The JKLF on Thursday called for strikes on Sunday and Tuesday to observe the anniversary of the execution of Afzal Guru, and then that of its founder Maqbool Bhat.

Shops and businesses were shut on Sunday, while there was little traffic on the roads in Srinagar and other parts of the disputed Himalayan region.

Indian troops erected iron barricades and laid concertina wire in parts of the region to block roads, with armed soldiers in full riot gear patrolling the streets to prevent any protests, a government official said.

Last month, India’s Supreme Court rebuked the government for shutting down the internet and blocking telecommunications in occupied Jammu and Kashmir.

On Feb 9, 2013, Guru was hanged after the Supreme Court upheld a verdict that he was involved in a 2001 attack on parliament.

Most Kashmiris believe he was not given a fair trial, and his covert execution led to days of deadly protests in the occupied region, where anti-India sentiment runs deep.

Maqbool Bhat was hanged in New Delhi’s Tihar jail on Feb 11, 1984, following his conviction for the killing of a police official.

Kashmiris demand that the two men’s remains, buried within the jail compound, be returned to the disputed region.

Indian police have launched legal proceedings against JKLF for calling the strikes.

The JKLF was banned by India last year as part of a massive clampdown in India-held Kashmir after an attack on Feb 14 in which 40 Indian troops were killed. Its offices were closed and main leaders, including its chairman Yasin Malik, were detained.

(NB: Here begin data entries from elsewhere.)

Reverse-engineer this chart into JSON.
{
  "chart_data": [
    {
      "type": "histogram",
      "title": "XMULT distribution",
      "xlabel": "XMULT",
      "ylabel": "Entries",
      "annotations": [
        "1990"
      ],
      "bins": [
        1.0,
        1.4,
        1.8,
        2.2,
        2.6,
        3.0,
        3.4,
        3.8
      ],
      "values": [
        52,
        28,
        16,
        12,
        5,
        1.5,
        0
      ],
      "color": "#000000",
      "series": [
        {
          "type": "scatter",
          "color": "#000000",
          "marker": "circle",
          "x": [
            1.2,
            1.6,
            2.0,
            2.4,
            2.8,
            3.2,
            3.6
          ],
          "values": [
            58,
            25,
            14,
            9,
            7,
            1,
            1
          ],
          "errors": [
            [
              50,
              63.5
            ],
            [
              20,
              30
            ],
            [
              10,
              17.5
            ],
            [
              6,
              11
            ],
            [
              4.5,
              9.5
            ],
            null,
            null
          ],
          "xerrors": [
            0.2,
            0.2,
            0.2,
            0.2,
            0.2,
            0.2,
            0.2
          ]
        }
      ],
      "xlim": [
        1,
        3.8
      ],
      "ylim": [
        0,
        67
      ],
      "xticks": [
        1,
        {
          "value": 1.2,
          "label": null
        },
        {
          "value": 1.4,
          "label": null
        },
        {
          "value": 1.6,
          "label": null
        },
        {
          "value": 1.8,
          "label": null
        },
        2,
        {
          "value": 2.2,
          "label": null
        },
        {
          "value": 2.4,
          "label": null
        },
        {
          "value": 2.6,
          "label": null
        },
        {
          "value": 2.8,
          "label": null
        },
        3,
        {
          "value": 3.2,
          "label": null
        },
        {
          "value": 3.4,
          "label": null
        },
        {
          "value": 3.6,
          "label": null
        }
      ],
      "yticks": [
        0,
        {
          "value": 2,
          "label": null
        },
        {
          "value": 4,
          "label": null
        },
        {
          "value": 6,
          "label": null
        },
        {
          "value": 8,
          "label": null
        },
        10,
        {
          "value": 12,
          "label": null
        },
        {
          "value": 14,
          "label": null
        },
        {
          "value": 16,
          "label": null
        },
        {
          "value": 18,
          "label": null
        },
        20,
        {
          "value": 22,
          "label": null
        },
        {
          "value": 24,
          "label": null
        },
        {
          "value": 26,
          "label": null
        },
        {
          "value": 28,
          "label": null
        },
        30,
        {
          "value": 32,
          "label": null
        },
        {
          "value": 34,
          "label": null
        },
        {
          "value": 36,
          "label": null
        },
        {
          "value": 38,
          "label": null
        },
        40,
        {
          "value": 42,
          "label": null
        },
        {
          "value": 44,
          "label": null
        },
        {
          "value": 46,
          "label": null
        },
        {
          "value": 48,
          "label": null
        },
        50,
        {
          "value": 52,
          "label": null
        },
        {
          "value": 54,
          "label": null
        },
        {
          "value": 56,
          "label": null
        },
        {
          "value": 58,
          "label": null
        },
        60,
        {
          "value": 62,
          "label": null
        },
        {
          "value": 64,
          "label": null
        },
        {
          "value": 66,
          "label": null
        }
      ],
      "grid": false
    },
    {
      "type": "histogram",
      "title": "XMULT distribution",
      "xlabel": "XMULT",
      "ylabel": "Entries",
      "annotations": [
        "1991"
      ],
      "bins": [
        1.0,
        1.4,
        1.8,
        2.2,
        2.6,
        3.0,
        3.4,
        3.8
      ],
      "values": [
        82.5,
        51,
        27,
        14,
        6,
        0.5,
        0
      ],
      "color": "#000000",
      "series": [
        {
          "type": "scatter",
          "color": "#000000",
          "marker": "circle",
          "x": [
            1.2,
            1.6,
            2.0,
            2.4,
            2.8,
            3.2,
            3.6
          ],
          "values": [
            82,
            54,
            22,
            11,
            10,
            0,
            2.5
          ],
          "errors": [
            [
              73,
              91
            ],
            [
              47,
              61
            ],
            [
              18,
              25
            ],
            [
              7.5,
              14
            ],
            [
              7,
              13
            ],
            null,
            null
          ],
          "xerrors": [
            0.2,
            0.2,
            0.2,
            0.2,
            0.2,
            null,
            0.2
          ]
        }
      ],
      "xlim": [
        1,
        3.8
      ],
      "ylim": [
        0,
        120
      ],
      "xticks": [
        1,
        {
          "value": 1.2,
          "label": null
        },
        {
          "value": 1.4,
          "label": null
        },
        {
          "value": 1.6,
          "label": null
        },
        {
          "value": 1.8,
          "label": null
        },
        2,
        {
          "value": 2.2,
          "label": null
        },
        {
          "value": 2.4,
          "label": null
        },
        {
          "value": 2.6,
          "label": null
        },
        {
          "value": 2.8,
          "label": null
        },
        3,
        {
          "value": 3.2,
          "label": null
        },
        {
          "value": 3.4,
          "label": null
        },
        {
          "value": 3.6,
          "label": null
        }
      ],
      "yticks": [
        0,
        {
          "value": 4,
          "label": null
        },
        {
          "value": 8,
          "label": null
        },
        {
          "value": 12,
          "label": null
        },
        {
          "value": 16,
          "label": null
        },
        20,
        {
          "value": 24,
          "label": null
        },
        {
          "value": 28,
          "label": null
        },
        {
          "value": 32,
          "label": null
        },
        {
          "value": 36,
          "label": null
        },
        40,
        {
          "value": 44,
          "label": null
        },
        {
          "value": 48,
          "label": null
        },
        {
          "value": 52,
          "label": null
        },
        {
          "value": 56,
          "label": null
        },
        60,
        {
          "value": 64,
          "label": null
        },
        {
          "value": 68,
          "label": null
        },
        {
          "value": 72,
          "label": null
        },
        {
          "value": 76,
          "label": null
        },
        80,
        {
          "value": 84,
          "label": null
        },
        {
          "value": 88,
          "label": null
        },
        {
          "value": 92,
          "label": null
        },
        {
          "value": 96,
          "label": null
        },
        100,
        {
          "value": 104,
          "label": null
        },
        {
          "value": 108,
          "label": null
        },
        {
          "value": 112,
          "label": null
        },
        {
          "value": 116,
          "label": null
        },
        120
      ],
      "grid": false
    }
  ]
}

Meanwhile, police on Saturday summoned two journalists for questioning in Srinagar for reporting about the strike call issued by the JKLF.

The Kashmir Press Club called it harassment. “It has become a routine with police to summon journalists for their reports,” said Ishfaq Tantray, the club’s general-secretary.

“It is an attempt by the law enforcement agencies to define new terms of journalism in Kashmir. They’re trying to define to us what we should report and how we should report,” he added.

At least 70,000 people have been killed in an uprising in occupied Kashmir and the ensuing Indian crackdown.